The plot concerns an ex-Green Beret who decides, through the "help" of his shady uncle, to get into the publishing business. We meet our hero, Gareth Brendan, as he wakes up in his apartment next to a naked young man, with no memory of the night before. Gareth is unemployed and out of prospects. He tells us he's a Vietnam veteran who was forced to pull an extra year in the military to keep from bad mouthing the war, or something like that. Gareth's bio is sort of made up along the way, as if Robbins wasn't exactly sure himself. Gareth gets a ride from his loan-shark, referred to as "the Collector" to the unemployment office where he flirts with pretty clerk named Verita. Outside, Gareth gives his last unemployment check to The Collector, and is offered the possibility of a job by the Collector's boss, Lonergan. With no other means of support forthcoming, Gareth agrees to meet Lonergan personally after midnight that night. Until midnight, he'll spend the evening in Verita's bed giving her multiple orgasms.

Lonergan's offer to Gareth involves taking over an underground street rag named Hollywood Express that's fallen on hard times. Lonergan figures that he'll use the Hollywood Express for a money laundering operation. Gareth decides that he might as well turn the Hollywood Express  into a porno rag and make a lot of money. Oh yeah, and it turns out the Lonergan is Gareth's uncle. Oh yeah, and Verita is a CPA, but can't work as an accountant because "Chicanas" can't get work as Accountants. Oh, and Verita also has a law degree, but that isn't needed until later on in the plot. Also, Gareth is the son of rich mother living in Bel Air. Anyway, all that comes in handy as Gareth turns the Hollywood Express into a successful weekly porn magazine, with the help of some shady characters connected to a group "back east." Also, it turns out the boy Gareth woke up next to on page one of the novel is the son of a Christian guru type celebrity named Reverend Gannon, who is okay with all the hedonistic life-styles practiced by his son Bobby (who is gay) and his youth group, as long as they're cool with Christ in the meantime. The whole plot is a "seat of the pant's" ride with the distinct feeling that Robbins was literally making shit up as he typed. There is the insider's look at the business of publishing porno, a sex cult, tons of pure coke inhaled, Mexican drug lords, a gay "terrorist" organization, a Latino gang run by Verita's cousin, who also happened to serve with Gareth in Vietnam, and some shootouts, lots of sex, sex therapy, a couple of karate chops, some gay torture, and yes, by the end of the novel, true love overcoming all.
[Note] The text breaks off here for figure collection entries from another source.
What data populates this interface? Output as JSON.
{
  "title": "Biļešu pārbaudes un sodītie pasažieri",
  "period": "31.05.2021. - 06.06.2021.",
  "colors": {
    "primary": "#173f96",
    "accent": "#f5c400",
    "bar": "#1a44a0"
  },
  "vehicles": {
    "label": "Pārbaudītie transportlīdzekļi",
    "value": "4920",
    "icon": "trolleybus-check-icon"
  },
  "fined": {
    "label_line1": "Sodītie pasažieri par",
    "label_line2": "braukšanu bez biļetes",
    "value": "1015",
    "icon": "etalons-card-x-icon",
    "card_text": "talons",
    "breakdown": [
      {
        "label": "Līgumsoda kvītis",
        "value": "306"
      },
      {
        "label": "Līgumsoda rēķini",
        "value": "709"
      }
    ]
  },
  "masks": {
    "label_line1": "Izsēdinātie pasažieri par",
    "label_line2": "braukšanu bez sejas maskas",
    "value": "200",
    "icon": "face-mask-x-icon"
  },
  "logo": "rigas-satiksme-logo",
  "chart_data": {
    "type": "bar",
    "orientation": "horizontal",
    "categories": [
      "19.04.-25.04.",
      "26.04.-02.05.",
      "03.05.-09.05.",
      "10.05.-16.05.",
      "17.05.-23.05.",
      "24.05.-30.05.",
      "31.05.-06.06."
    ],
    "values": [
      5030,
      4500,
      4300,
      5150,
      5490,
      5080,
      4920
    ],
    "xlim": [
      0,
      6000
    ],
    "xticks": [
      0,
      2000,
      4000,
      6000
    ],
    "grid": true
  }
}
All the characters display the compulsion and self control of your average teenager, only with lots of money and  freedom with which to pursue their whims. Everyone falls in love instantly and has explosive orgasms throughout.

Now that I think about it, maybe all those readers back in the 70's were teenagers between Stephen King novels...who knows. As for me, will I read anymore Harold Robbins? Yeah, you can probably bet on it.